|Whoever would have thought such silliness could help make |
Phoenixville so successful 50 years later?
The quintessential schlock movie of the 1950s, it is made all the more remarkable for the fact that it features a young Steve McQueen.
It is built on a classic plot line, still used today, of the child or teenager who knows the truth about something but no one will listen to or believe them.
(First made possible in "The Boy Who Cried Wolf" no doubt.)
I also think this film is important because I'm pretty sure it was the inspiration for the bean bag chair.
But mostly, this film is important for Phoenixville.
|The modern day version of "The Run Out."|
This off-beat celebration is not the kind of thing most people think of when we say "heritage tourism," but that's exactly what it is.
It is a unique event that could not occur anywhere else in America; an event that is based on a historic event on which the borough has capitalized to bring people to their downtown.
My family attended for the first time last year with friends and I was surprised, pleasantly so, not just at the variety of activities there, and the fact that the merchants were all open for business, but at how completely packed the streets were.
The merchants are apparently enticed to participate with a window decorating contest with free on-screen advertising for six months to a year at the theater.

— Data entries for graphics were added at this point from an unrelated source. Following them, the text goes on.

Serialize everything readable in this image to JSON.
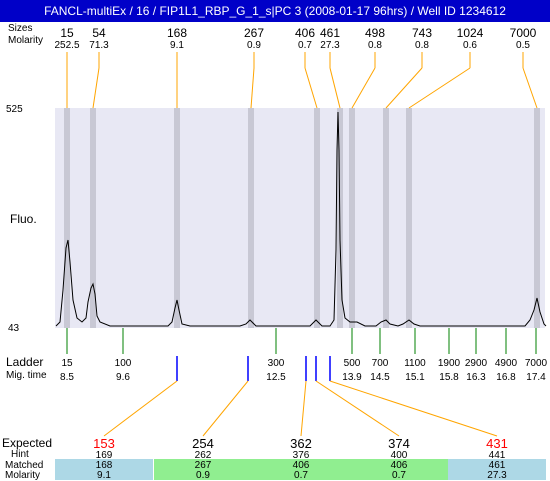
{
  "title": "FANCL-multiEx / 16 / FIP1L1_RBP_G_1_s|PC 3 (2008-01-17 96hrs) / Well ID 1234612",
  "row_labels": {
    "sizes": "Sizes",
    "molarity": "Molarity",
    "fluo": "Fluo.",
    "ladder": "Ladder",
    "mig_time": "Mig. time",
    "expected": "Expected",
    "hint": "Hint",
    "matched": "Matched",
    "molarity_bottom": "Molarity"
  },
  "y_axis": {
    "top": "525",
    "bottom": "43"
  },
  "top_peaks": [
    {
      "size": "15",
      "molarity": "252.5"
    },
    {
      "size": "54",
      "molarity": "71.3"
    },
    {
      "size": "168",
      "molarity": "9.1"
    },
    {
      "size": "267",
      "molarity": "0.9"
    },
    {
      "size": "406",
      "molarity": "0.7"
    },
    {
      "size": "461",
      "molarity": "27.3"
    },
    {
      "size": "498",
      "molarity": "0.8"
    },
    {
      "size": "743",
      "molarity": "0.8"
    },
    {
      "size": "1024",
      "molarity": "0.6"
    },
    {
      "size": "7000",
      "molarity": "0.5"
    }
  ],
  "ladder": [
    {
      "size": "15",
      "time": "8.5"
    },
    {
      "size": "100",
      "time": "9.6"
    },
    {
      "size": "300",
      "time": "12.5"
    },
    {
      "size": "500",
      "time": "13.9"
    },
    {
      "size": "700",
      "time": "14.5"
    },
    {
      "size": "1100",
      "time": "15.1"
    },
    {
      "size": "1900",
      "time": "15.8"
    },
    {
      "size": "2900",
      "time": "16.3"
    },
    {
      "size": "4900",
      "time": "16.8"
    },
    {
      "size": "7000",
      "time": "17.4"
    }
  ],
  "expected": [
    {
      "value": "153",
      "hint": "169",
      "matched": "168",
      "molarity": "9.1",
      "color": "#ff0000",
      "bg": "#add8e6"
    },
    {
      "value": "254",
      "hint": "262",
      "matched": "267",
      "molarity": "0.9",
      "color": "#000000",
      "bg": "#90ee90"
    },
    {
      "value": "362",
      "hint": "376",
      "matched": "406",
      "molarity": "0.7",
      "color": "#000000",
      "bg": "#90ee90"
    },
    {
      "value": "374",
      "hint": "400",
      "matched": "406",
      "molarity": "0.7",
      "color": "#000000",
      "bg": "#90ee90"
    },
    {
      "value": "431",
      "hint": "441",
      "matched": "461",
      "molarity": "27.3",
      "color": "#ff0000",
      "bg": "#add8e6"
    }
  ],
  "colors": {
    "title_bg": "#0000c8",
    "plot_bg": "#e8e8f4",
    "band": "#c8c8d4",
    "leader": "#ffa500",
    "ladder_tick": "#008000",
    "marker": "#0000ff"
  }
}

Talk about buying local!
(Click here for more on this year's street fair.)
Understand, I am not a devotee of all things Fifties, although I recognize it is a powerful demographic and you have to go with what you're given. So the Elvis impersonator on Bridge Street didn't do much to float my boat, but it was obviously right up the collective alleys of many of the people there.

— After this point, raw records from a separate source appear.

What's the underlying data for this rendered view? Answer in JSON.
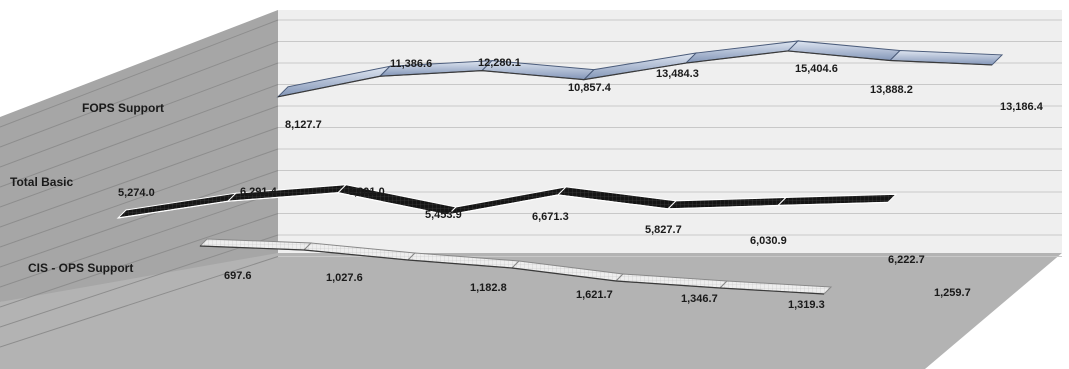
{
  "chart_data": {
    "type": "line",
    "style": "3d-ribbon",
    "grid": true,
    "series": [
      {
        "name": "FOPS Support",
        "values": [
          8127.7,
          11386.6,
          12280.1,
          10857.4,
          13484.3,
          15404.6,
          13888.2,
          13186.4
        ],
        "labels": [
          "8,127.7",
          "11,386.6",
          "12,280.1",
          "10,857.4",
          "13,484.3",
          "15,404.6",
          "13,888.2",
          "13,186.4"
        ],
        "color": "#8ea3c4"
      },
      {
        "name": "Total Basic",
        "values": [
          5274.0,
          6291.4,
          6801.0,
          5453.9,
          6671.3,
          5827.7,
          6030.9,
          6222.7
        ],
        "labels": [
          "5,274.0",
          "6,291.4",
          "6,801.0",
          "5,453.9",
          "6,671.3",
          "5,827.7",
          "6,030.9",
          "6,222.7"
        ],
        "color": "#111111"
      },
      {
        "name": "CIS - OPS Support",
        "values": [
          697.6,
          1027.6,
          1182.8,
          1621.7,
          1346.7,
          1319.3,
          1259.7
        ],
        "labels": [
          "697.6",
          "1,027.6",
          "1,182.8",
          "1,621.7",
          "1,346.7",
          "1,319.3",
          "1,259.7"
        ],
        "color": "#dcdcdc"
      }
    ]
  },
  "colors": {
    "back_wall": "#efefef",
    "side_wall": "#a6a6a6",
    "floor": "#b3b3b3",
    "gridline": "#c8c8c8"
  }
}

|You mean the merchants were actually open when the streets |
were filled with customers?!? Oh the horror...
(actually, this is a scene from "Caltiki, The Immortal Monster,"
which will also be shown this weekend.
I am, unfortunately for my family, a fan of movies so bad they're good, so The Blob is right up my alley.
I tend to agree with the reviews posted on The Colonial's web site: "Bruce Eder’s description of The Blob is “like watching some kind of collective home movie of who we were and who we thought we were.” Or maybe it’s simply the best film ever to pit hot-rodding teens against a mass of silicone. It delivers the goods any way you look at it.”
Regardless, it was a delight to watch it with a crowd of screaming fans in the iconic theater instead of at 3 a.m. with a bag of stale microwave popcorn.
Last year was also, I'm ashamed to admit, my first time inside The Colonial, and I was impressed both by how much has been accomplished, and by how much more needs to be done -- Truly a work in progress.
Less impressive was the introductory film, made locally (and badly) which tried to match the tone of The Rocky Horror Picture Show and was, to be kind, but a pale reflection of that masterwork of camp.
|I wonder if Klatuu, the giant robot in this film, was programmed |
with Isaac Asimov's Three Laws of Robotics?
Truly life imitating art.
For those without tickets, you can still attend the Fifth Annual Blob Ball next door to the theater at P.J. Ryan’s Underground tonight, starting at 8:30 p.m..
This year's complimentary Sci-fi classics to be shown will include "The Day the Earth Stood Still" (the original), and something irresistibly named: "Caltiki, The Immortal Monster."
The point in all of this is not to simply highlight a pretty cool event, but to make the point that history is not just men in wigs and knee-breeches or knights in armor (although I will remain a fan of both until I die) and that the more towns learn to take advantage of the things that make them unique -- the quirkier the better, in my opinion -- the more success they will find from "heritage tourism."
Hat's off to Phoenixville for figuring this one out, and taking advantage of what assets are at hand.